HMS Surprise, Patrick O’Brian.

Beat to quarters was recommended to me by a friend in another city. I do love Patrick O’Brian’s books, but that is almost as much for the quality of his writing than for the nautical setting. And I have to say that I could not see my group ever successfully playing a game in such a regimented environment. But a read through the rules changed my mind dramatically. Neil Gow has clearly spent a good deal of time working out how to encourage gamers to play in a certain style, and that effort really has paid off.

I don’t quite feel able to give Beat to quarters a five for style. The book is well-written and well-presented, but here it is competing with the likes of Dungeons and Dragons and its full-colour, big business brethren. But the simple elegance of the layout and tidy prose is certainly enough to earn a four.
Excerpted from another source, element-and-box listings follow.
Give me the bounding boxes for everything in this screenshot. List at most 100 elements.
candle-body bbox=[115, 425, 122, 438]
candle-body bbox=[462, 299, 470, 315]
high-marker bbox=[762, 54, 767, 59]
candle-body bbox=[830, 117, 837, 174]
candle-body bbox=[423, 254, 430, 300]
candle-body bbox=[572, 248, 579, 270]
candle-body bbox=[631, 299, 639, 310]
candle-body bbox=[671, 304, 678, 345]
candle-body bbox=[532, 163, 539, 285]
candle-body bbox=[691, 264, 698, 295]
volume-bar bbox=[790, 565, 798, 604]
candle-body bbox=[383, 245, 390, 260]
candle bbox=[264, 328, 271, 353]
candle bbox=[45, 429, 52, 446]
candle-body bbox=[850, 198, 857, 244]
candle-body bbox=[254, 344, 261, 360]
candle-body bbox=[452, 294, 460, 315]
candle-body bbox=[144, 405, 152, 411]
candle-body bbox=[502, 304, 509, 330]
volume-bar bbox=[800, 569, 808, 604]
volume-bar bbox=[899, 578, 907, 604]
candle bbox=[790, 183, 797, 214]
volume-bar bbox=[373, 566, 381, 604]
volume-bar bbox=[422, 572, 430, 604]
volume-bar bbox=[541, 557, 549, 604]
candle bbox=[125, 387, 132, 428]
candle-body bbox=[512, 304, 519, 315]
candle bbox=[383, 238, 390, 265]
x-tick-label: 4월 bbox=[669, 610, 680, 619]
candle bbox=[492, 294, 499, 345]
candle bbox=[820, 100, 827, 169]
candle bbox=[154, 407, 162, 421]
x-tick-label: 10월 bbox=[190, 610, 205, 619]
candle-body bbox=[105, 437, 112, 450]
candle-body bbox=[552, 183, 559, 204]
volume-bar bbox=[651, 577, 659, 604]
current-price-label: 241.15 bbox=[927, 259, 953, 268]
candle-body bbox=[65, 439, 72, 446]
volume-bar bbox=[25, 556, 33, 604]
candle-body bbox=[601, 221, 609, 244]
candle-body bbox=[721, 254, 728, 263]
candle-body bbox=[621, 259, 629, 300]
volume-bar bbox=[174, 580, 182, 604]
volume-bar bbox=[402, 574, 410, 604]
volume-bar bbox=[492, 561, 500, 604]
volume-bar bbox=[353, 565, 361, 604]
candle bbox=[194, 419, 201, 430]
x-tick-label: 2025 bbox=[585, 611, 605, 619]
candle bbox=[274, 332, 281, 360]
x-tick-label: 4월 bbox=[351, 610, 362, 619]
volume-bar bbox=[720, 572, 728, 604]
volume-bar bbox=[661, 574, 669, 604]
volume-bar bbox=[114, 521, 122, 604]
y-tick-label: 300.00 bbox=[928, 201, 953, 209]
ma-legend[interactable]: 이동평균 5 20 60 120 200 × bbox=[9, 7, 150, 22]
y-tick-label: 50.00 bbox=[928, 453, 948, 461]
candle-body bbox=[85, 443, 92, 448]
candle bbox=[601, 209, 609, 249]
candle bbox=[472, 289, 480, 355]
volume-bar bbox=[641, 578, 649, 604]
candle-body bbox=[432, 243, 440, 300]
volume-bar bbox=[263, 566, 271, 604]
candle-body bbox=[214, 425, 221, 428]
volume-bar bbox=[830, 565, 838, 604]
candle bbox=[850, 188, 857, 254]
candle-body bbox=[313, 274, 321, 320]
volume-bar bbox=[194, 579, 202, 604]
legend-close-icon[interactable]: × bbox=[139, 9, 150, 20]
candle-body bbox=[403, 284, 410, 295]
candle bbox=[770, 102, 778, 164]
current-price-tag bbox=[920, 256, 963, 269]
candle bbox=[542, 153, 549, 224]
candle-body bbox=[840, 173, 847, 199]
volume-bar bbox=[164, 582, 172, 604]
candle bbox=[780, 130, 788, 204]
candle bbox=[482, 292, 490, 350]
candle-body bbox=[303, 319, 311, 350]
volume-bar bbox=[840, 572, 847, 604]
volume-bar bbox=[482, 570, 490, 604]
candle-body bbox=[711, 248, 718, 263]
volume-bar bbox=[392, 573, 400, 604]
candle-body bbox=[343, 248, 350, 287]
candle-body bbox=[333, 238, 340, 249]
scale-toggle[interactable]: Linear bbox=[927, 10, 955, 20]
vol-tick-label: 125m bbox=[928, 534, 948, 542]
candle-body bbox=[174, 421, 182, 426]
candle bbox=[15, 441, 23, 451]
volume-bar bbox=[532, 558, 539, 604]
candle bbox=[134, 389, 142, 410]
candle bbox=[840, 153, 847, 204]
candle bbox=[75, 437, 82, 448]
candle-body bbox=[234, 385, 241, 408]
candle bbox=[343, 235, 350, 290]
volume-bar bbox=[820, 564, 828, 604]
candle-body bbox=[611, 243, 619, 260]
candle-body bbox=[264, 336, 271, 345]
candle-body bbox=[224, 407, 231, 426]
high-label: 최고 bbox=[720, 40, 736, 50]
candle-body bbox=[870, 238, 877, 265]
Where Beat to quarters really shines though is in the substance. The system encourages, and admirably compliments, a certain style of play. I haven’t mentioned much about the background information presented, but it is certainly there and provides enough flesh for even the most lubberly of gamers to successfully run a game with such a specialised theme. The background information is also often inspiring, and incorporated well into the system (the outcome of a shipboard fire, for example, is appropriately terrifying). The system itself is uncomplicated, but graceful, and is tailored beautifully to the setting. Even my wayward group of individuals surprised themselves with the way they ended up working together as a team. The social aspects also encourage engagement and also provide inspirations for story-lines. By the end of our first session, the Lancelot felt like a living ship and her crew a family. You cannot ask more of a nautically themed game than that. Here Beat to quarters easily earns her five.

I had intended that our session with Beat to quarters be a one-off, but life aboard the HMS Lancelot was rousing and full – and I fully intend that she shall set to sea again. I highly recommend that you join us.